I have a large documentation about an specific product and I want my model to answer questions about it, by fine-tuning it. The same way that answer method of OpenAI would do.
As far as I know, the file that you must have to train the model is a CSV file with prompts and completions, but what I have is a large amount of text, so i want my model to read from it and be able to answer all type of questions about that
Great question! For fine-tuning, you should provide at least a few hundred examples, while a large piece of text is just one example, if formatted as a prompt-completion pair. In other words, you’ll need to turn that text into at least a few hundred prompt-completion pairs, in a JSONL format.
Alternatively, you can use the Answers endpoint to answer questions about uploaded text.
I work with a similar topic. In my case (tourism) I have a lot of hotels.
I don’t have much experience with GPT 3 but I think fine tuning is not the right solution.
My tests show that it is not a problem to train to give correct answers, the problem is to train so that the model does not give wrong answers.
Gpt 3 also likes to answer questions he doesn’t know the answer to.
I think a better solution is to use “Question answering”. I would make a separate file for each product. In the file, each document should have a maximum of 1-2 sentences. So the document has the same size as the fine tuning answer.
Finally, I repeat once again that I do not have much experience with this topic. With my answer I want to interest other users to write about their experiences. So I hope that I will find better solutions for my work.
I think I understand what you mean. I’m trying to implement embeddings for my problem, but I’ve got a question. Once I have located the document in which I should look for the information, by embedding, is there a way to send the completions endpoint that document? So it can answer my question by looking at that document?
What I’m doing now is using answer endpoint, but the document I use for it is the one that the embedding returns, so I don’t spend much tokens on the search part. Does this make sense?
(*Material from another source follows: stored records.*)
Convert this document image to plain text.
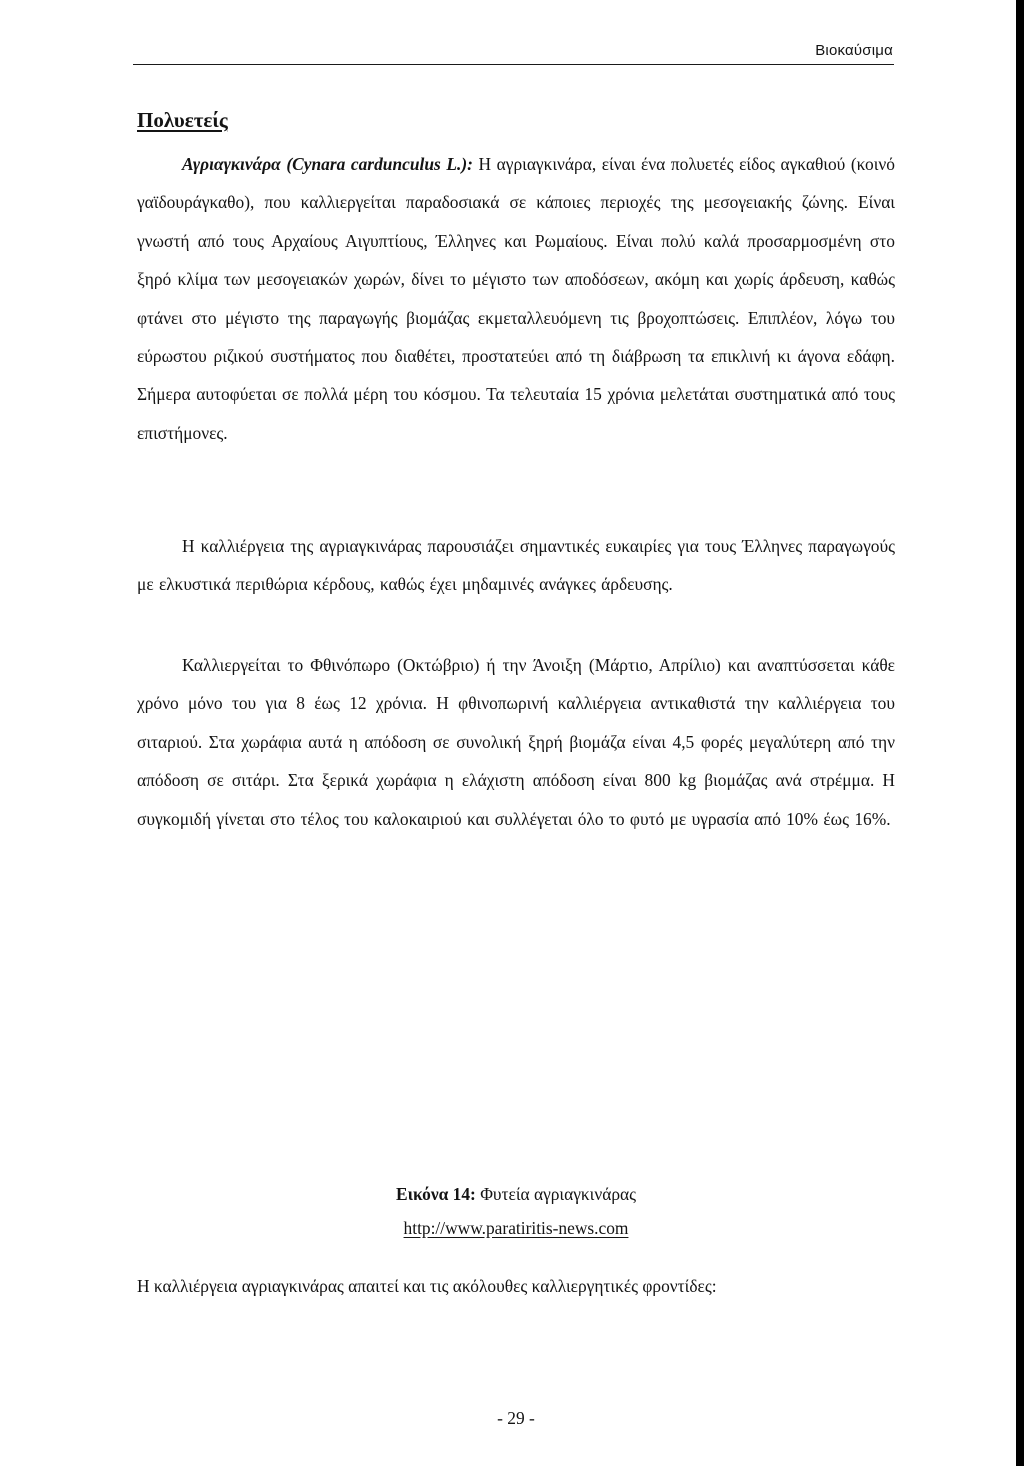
Βιοκαύσιμα
Πολυετείς

Αγριαγκινάρα (Cynara cardunculus L.): Η αγριαγκινάρα, είναι ένα πολυετές είδος αγκαθιού (κοινό γαϊδουράγκαθο), που καλλιεργείται παραδοσιακά σε κάποιες περιοχές της μεσογειακής ζώνης. Είναι γνωστή από τους Αρχαίους Αιγυπτίους, Έλληνες και Ρωμαίους. Είναι πολύ καλά προσαρμοσμένη στο ξηρό κλίμα των μεσογειακών χωρών, δίνει το μέγιστο των αποδόσεων, ακόμη και χωρίς άρδευση, καθώς φτάνει στο μέγιστο της παραγωγής βιομάζας εκμεταλλευόμενη τις βροχοπτώσεις. Επιπλέον, λόγω του εύρωστου ριζικού συστήματος που διαθέτει, προστατεύει από τη διάβρωση τα επικλινή κι άγονα εδάφη. Σήμερα αυτοφύεται σε πολλά μέρη του κόσμου. Τα τελευταία 15 χρόνια μελετάται συστηματικά από τους επιστήμονες.

Η καλλιέργεια της αγριαγκινάρας παρουσιάζει σημαντικές ευκαιρίες για τους Έλληνες παραγωγούς με ελκυστικά περιθώρια κέρδους, καθώς έχει μηδαμινές ανάγκες άρδευσης.

Καλλιεργείται το Φθινόπωρο (Οκτώβριο) ή την Άνοιξη (Μάρτιο, Απρίλιο) και αναπτύσσεται κάθε χρόνο μόνο του για 8 έως 12 χρόνια. Η φθινοπωρινή καλλιέργεια αντικαθιστά την καλλιέργεια του σιταριού. Στα χωράφια αυτά η απόδοση σε συνολική ξηρή βιομάζα είναι 4,5 φορές μεγαλύτερη από την απόδοση σε σιτάρι. Στα ξερικά χωράφια η ελάχιστη απόδοση είναι 800 kg βιομάζας ανά στρέμμα. Η συγκομιδή γίνεται στο τέλος του καλοκαιριού και συλλέγεται όλο το φυτό με υγρασία από 10% έως 16%.

Εικόνα 14: Φυτεία αγριαγκινάρας

http://www.paratiritis-news.com

Η καλλιέργεια αγριαγκινάρας απαιτεί και τις ακόλουθες καλλιεργητικές φροντίδες:

- 29 -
I am using a 2-part approach for a similar use case:
obtain search results using the embeddings endpoint
send the top n search results/documents to the completions endpoint, along with the user’s query plus instructions to answer the query based on those documents
One problem I was having is that each of my documents is quite long, consisting of several sentences, so I was bumping up against the 2048 token limit with only 3-5 search results in the prompt. This was not enough to generate high-quality answers. So now, I am experimenting with parsing each search result/document into individual sentences, re-ranking them, and sending the top n sentences to the completions endpoint. That way, I filter out less relevant sentences before sending the prompt. If that approach doesn’t work, I’ll be experimenting with some combination of whole documents and sentences and maybe performing more than one completion at once and then combining them to generate the best written answer to the query. One more thing: I tried using babbage for the completions and it was not nearly good enough for my needs. So I’ll definitely be using davinci. I haven’t tried the answers endpoint and I haven’t tried fine-tuning. My gut instinct tells me those methods won’t work as well for my use case. Plus, I still don’t totally understand how the answers endpoint works and which models/engines/endpoints allow fine-tuning and which do not. I find the documentation is poor in this regard.
I’ve got a problem which seems to be the last one. I tried building a CSV file to make the embedding (as far as I know, that’s the way of doing it). The first column is the identifier of a document, and the second one is the text.
I first tryed with a 6 row CSV, only to see if that worked, and it did. The problem is that now, with 47 rows, I got this message while embedding.
“Rate limit reached for requests. Limit: 60.000000 / min. Current: 80.000000 / min. Contact email@example.com if you continue to have issues.”
In relation to this response, I was curious if the research has revealed a ‘best-practice’ for how to turn a large set of data into a useful prompt/completion pair. For example, in my research, I’m investigating the potential for GPT-3 to return factual answers to objective/nuanced/deductive questions in the style of the original author. In my case, I have about 100 essays, each with ~13,000 words. I’m considering a few options:
Prompt = essay title, Completion = whole essay
Prompt/Completion alternate between sentences; e.g., prompt = 1st sentence, completion = 2nd sentence, next prompt = 2nd sentence, completion = 3rd sentence, etc. (this doubles the cost of training)
Prompt = summary of essay and completion = the original essay.
In practice, I want to offer a prompt with Fact A and Fact B and test to see if GPT-3 returns Fact C (where A = B and B = C). I don’t want GPT-3 to simply return the document where the answer exists.